Thankfully most of the games use the pad in a variety of different ways. Some require you to get on your hands and knees and use your hand to just pound one of the squares on the pad. For example, the Frog Jump game is set up exactly like a booth game at any Carnival, and you slap the pad to flip a frog onto different targets. Another minigame might also use the same method of control, but will require you to hold the pad instead of slapping it at a certain moment. The Ghost Hunter game uses the pad and the Wii remote and is an obvious homage to Ghostbusters. You walk around on the pad and use the Wii remote to point at and shoot ghosts on the screen. The developers have really made it so that each minigame has a different way of using the pad as an input device, and that variety is what keeps the game fresh as you unlock other minigames.

This is a game that is meant for a younger audience, not only aesthetically but in terms of game difficulty. Even with the different ways of using the pad, no minigame is ever very complex in how you control it. The AI is very forgiving to the human players, even on the tougher difficulty settings. The game is obviously meant to target a young audience.

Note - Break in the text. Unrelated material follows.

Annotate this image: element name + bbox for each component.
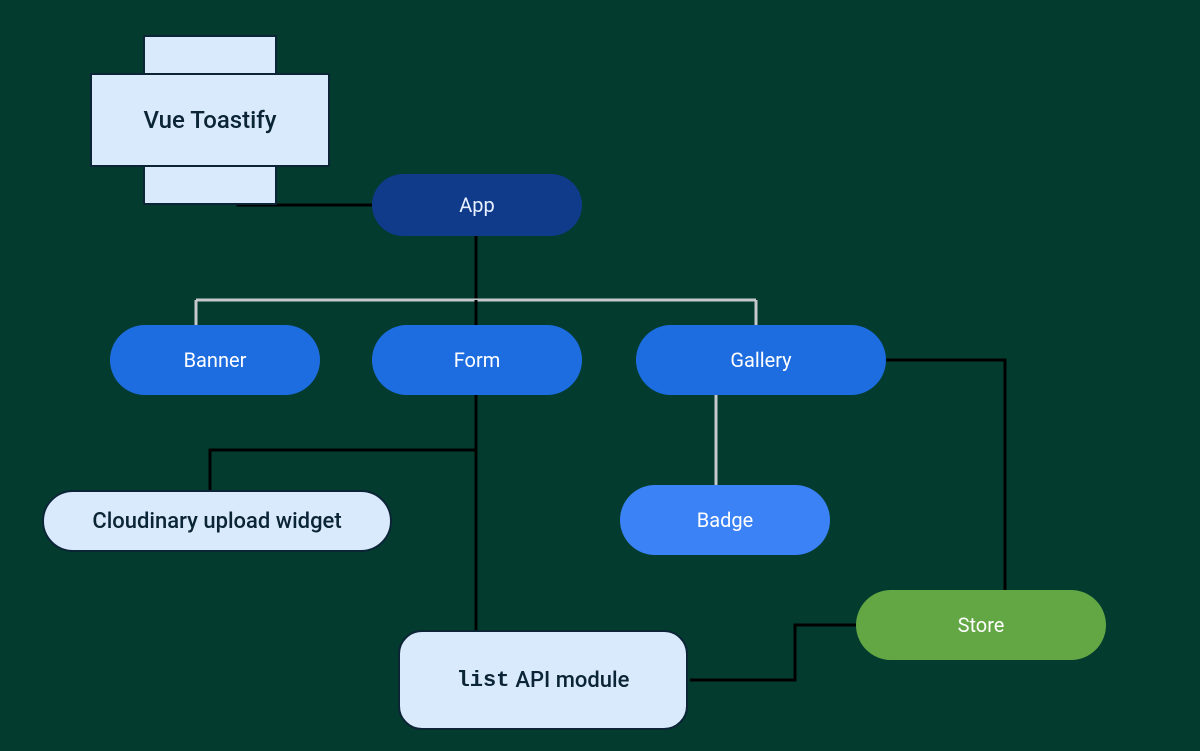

That is not a bad thing, though. I had a younger nephew come over and play the game with me, and he had an absolute blast playing it. There were minigames that I thought might not be very interesting, like one where a balloon inflates and you hold the pad, only lifting your hand before you think the balloon might overfill and pop. I played that alone and thought it too simple. He loved it and we played it several times together. The pad is a different enough experience that for younger players it is a novel idea and fun to stomp around on.

With many minigames to unlock and play through, the game can be replayed over and over again. There are in-game local leaderboards and multiple game modes. As it is with most minigame collections, the goal is to make something that people will want to play in brief spurts over and over again, and if my nephew is any indication they have succeeded here with doing so.

Since it is the fourth game in the series, you can’t really say it is the most original game, but the ways that they’ve managed to stretch out the use of the floor mat peripheral deserves to be applauded. Even though the game felt a little too easy for me, I think the younger players would really enjoy this title.

I should also mention that after years of abuse, storage, and then taking it out again and letting a younger family member stomp on it, and having my pets mess with it, the floor mat for the Active Life games still works. It really is a solid peripheral device and I’m glad to see that they are trying to get as much use out of it as possible. As I said in my last review, it is worth looking into solutions to get the mat to stick to the floor, whether that be Velcro strips or otherwise, since the mat tends to slide around a little. The mat is also not very large, and if you try to play multiplayer with adults be prepared to hip check and elbow each other (both intentionally and not).

The Scores
Modes: Enjoyable
Graphics: Decent
Audio: Decent
Controls: Very Good
Replayability: Good
Balance: Decent
Originality: Mediocre
Addictiveness: Decent
Appeal Factor: Decent
Miscellaneous: Great
Final Score: Decent Game

Short Attention Span Summary:
While this game might not interest an older demographic, if you have younger children and are looking for a fun and simple game for them to enjoy that requires them be slightly more active than your average game, Active Life: Magical Carnival is what you are looking for. But please, don’t buy this if you live in an apartment with thin floors unless you want your neighbor to hate you.